Compute the (log-)likelihood of all patients under the mixture model.

This is essentially the (log-)likelihood of all patients given the individual components as computed by patient_component_likelihoods(), but weighted by the mixture coefficients. This means that the returned array when marginalize is set to False represents the unnormalized expected responsibilities of the patients for the components.

If marginalize is set to True, the likelihoods are summed over the components, effectively marginalizing the components out of the likelihoods and yielding the incomplete data likelihood per patient.

incomplete_data_likelihood(t_stage: str | None = None, component: int | None = None, *, log: bool = True) float[source]#

Compute the incomplete data likelihood of the model.

complete_data_likelihood(t_stage: str | None = None, component: int | None = None, *, log: bool = True) float[source]#

Compute the complete data likelihood of the model.

likelihood(given_params: Iterable[float] | dict[str, float] | None = None, given_resps: ndarray | None = None, *, log: bool = True, use_complete: bool = True) float[source]#

Compute the (in-)complete data likelihood of the model.

The likelihood is computed for the given_params. If no parameters are given, the currently set parameters of the model are used.

If responsibilities for each patient and component are given via given_resps, they are used to compute the complete data likelihood. Otherwise, the incomplete data likelihood is computed, which marginalizes over the responsibilities.

The likelihood is returned in log-space if log is set to True.

state_dist(t_stage: str = 'early', subgroup: str | None = None) ndarray[source]#

Compute the distribution over possible states.

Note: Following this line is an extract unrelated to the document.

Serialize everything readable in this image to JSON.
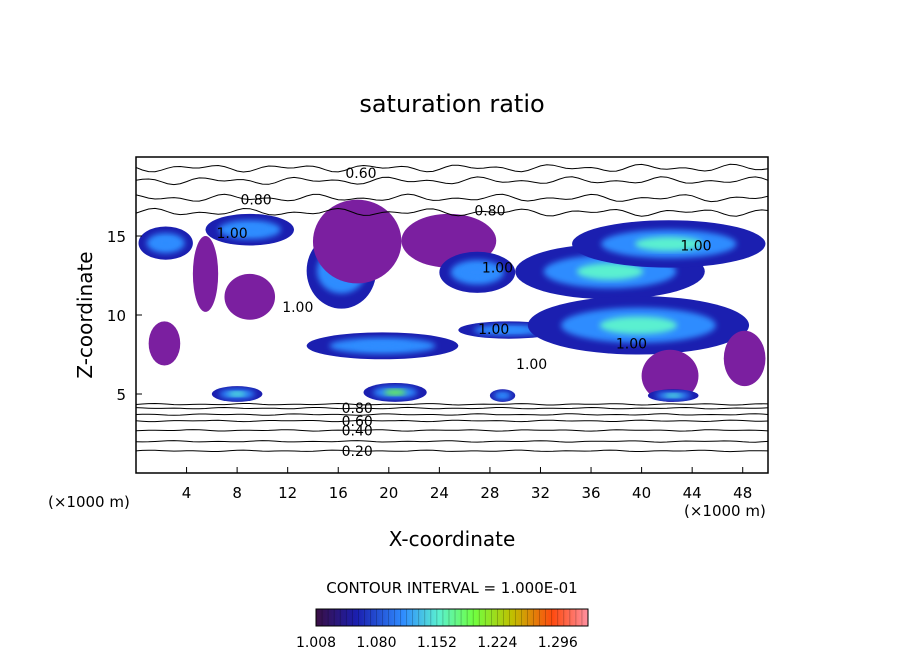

Do this for a given t_stage and subgroup. If no subgroup is given, the distribution is computed for all subgroups. The result is a matrix with shape (num_subgroups, num_states).

posterior_state_dist(subgroup: str | None = None, given_params: Iterable[float] | dict[str, float] | None = None, given_state_dist: ndarray | None = None, given_diagnosis: dict[str, dict[str, Literal[False, 0, 'healthy', True, 1, 'involved', 'micro', 'macro', 'notmacro'] | None]] | None = None, t_stage: str | int = 'early', midext: bool | None = None, central: bool | None = None) ndarray[source]#

Compute the posterior distribution over hidden states given a diagnosis.

The given_diagnosis is a dictionary of diagnosis for each modality. E.g., this could look like this:

given_diagnosis = {
    "MRI": {"II": True, "III": False, "IV": False},
    "PET": {"II": True, "III": True, "IV": None},
}

The t_stage parameter determines the T-stage for which the posterior is computed.

risk(subgroup: str, involvement: dict[str, Literal[False, 0, 'healthy', True, 1, 'involved', 'micro', 'macro', 'notmacro'] | None], given_params: Iterable[float] | dict[str, float] | None = None, given_state_dist: ndarray | None = None, given_diagnosis: dict[str, dict[str, Literal[False, 0, 'healthy', True, 1, 'involved', 'micro', 'macro', 'notmacro'] | None]] | None = None, t_stage: str = 'early', midext: bool | None = None) float[source]#

Compute risk of a certain involvement, using the given_diagnosis.

If an involvement pattern of interest is provided, this method computes the risk of seeing just that pattern for the set of given parameters and a dictionary of diagnosis for each modality.

If no involvement is provided, this will simply return the posterior distribution over hidden states, given the diagnosis, as computed by the posterior_state_dist() method. See its documentation for more details about the arguments and the return value.